İlk Konuşma—Süper Emici Polimer

Son zamanlarda daha çok ilginizi çeken SAP'ı tanıtayım!Süper Emici Polimer (SAP), yeni bir tür işlevsel polimer malzemedir. Kendisinden birkaç yüz ila birkaç bin kat daha ağır suyu emen yüksek bir su emme işlevine sahiptir ve mükemmel su tutma performansına sahiptir. Suyu emdiğinde ve bir hidrojele dönüştüğünde, basınçlı olsa bile suyu ayırmak zordur. Bu nedenle, kişisel hijyen ürünleri, endüstriyel ve tarımsal üretim ve inşaat mühendisliği gibi çeşitli alanlarda geniş bir kullanım alanına sahiptir.

Süper emici reçine, hidrofilik gruplar ve çapraz bağlı yapı içeren bir tür makromoleküldür. İlk olarak Fanta ve diğerleri tarafından nişastanın poliakrilonitril ile aşılanması ve ardından sabunlaştırılmasıyla üretilmiştir. Hammaddelere göre, birkaç kategoride nişasta serisi (aşılanmış, karboksimetillenmiş, vb.), selüloz serisi (karboksimetillenmiş, aşılanmış, vb.), sentetik polimer serisi (poliakrilik asit, polivinil alkol, polioksi Etilen serisi, vb.) bulunmaktadır. Nişasta ve selüloz ile karşılaştırıldığında, poliakrilik asit süper emici reçine düşük üretim maliyeti, basit işlem, yüksek üretim verimliliği, güçlü su emme kapasitesi ve uzun ürün raf ömrü gibi bir dizi avantaja sahiptir. Bu alanda güncel araştırma merkezi haline gelmiştir.

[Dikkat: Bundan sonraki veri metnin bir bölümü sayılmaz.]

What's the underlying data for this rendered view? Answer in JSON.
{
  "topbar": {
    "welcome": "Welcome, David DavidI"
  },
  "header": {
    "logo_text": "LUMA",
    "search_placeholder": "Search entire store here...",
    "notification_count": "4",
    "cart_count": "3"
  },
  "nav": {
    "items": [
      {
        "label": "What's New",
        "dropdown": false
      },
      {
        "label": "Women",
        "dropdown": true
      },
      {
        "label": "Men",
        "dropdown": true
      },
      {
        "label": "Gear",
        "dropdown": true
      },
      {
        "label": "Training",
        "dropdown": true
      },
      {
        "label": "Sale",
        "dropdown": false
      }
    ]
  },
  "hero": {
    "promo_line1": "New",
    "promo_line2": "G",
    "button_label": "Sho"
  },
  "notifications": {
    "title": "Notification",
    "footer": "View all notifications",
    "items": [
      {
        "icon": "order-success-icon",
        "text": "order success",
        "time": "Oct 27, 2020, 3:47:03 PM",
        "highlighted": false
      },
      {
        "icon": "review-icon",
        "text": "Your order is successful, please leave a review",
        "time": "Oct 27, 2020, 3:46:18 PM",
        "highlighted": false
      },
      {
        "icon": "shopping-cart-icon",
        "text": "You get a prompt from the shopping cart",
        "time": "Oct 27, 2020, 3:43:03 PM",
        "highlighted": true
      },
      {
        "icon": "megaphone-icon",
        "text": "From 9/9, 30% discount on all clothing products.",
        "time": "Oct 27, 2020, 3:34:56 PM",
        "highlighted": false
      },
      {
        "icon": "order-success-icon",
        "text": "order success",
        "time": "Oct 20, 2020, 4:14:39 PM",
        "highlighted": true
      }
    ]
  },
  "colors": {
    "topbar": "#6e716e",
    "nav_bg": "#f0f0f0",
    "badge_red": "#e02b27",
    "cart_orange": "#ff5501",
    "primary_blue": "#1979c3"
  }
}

Bu ürünün prensibi nedir? Şu anda, poliakrilik asit dünyadaki süper emici reçine üretiminin %80'ini oluşturmaktadır. Süper emici reçine genellikle hidrofilik bir grup ve çapraz bağlı bir yapı içeren bir polimer elektrolittir. Suyu emmeden önce, polimer zincirleri birbirine yakındır ve birbirine dolanır, bir ağ yapısı oluşturmak için çapraz bağlanır, böylece genel sabitleme elde edilir. Su ile temas ettiğinde, su molekülleri kılcal etki ve difüzyon yoluyla reçineye nüfuz eder ve zincirdeki iyonize gruplar suda iyonize olur. Zincirdeki aynı iyonlar arasındaki elektrostatik itme nedeniyle, polimer zinciri gerilir ve şişer. Elektriksel nötrlük gereksinimi nedeniyle, karşı iyonlar reçinenin dışına göç edemez ve reçinenin içindeki ve dışındaki çözelti arasındaki iyon konsantrasyonu farkı ters ozmotik bir basınç oluşturur. Ters ozmoz basıncının etkisi altında, su daha fazla reçineye girerek bir hidrojel oluşturur. Aynı zamanda reçinenin çapraz bağlı ağ yapısı ve hidrojen bağı, jelin sınırsız genişlemesini sınırlar. Su az miktarda tuz içerdiğinde, ters ozmotik basınç azalır ve aynı zamanda karşı iyonun kalkanlama etkisi nedeniyle polimer zinciri büzülür ve reçinenin su emme kapasitesinde büyük bir azalmaya neden olur. Genellikle, süper emici reçinenin %0,9 NaCl çözeltisindeki su emme kapasitesi, deiyonize suyunkinin yalnızca yaklaşık 1/10'udur. Su emilimi ve su tutma aynı sorunun iki yönüdür. Lin Runxiong ve arkadaşları bunları termodinamikte tartışmışlardır. Belirli bir sıcaklık ve basınç altında, süper emici reçine suyu kendiliğinden emebilir ve su reçineye girerek dengeye ulaşana kadar tüm sistemin serbest entalpisini azaltır. Su reçineden kaçarsa, serbest entalpiyi artırırsa, bu sistemin kararlılığına elverişli değildir. Diferansiyel termal analiz, süper emici reçine tarafından emilen suyun %50'sinin 150°C'nin üzerinde hala jel ağında kapalı olduğunu göstermektedir. Bu nedenle, normal sıcaklıkta basınç uygulansa bile, su süper emici reçineden kaçmayacaktır; bu, süper emici reçinenin termodinamik özellikleri tarafından belirlenir.

Bir dahaki sefere SAP'nin özel amacından bahsedin.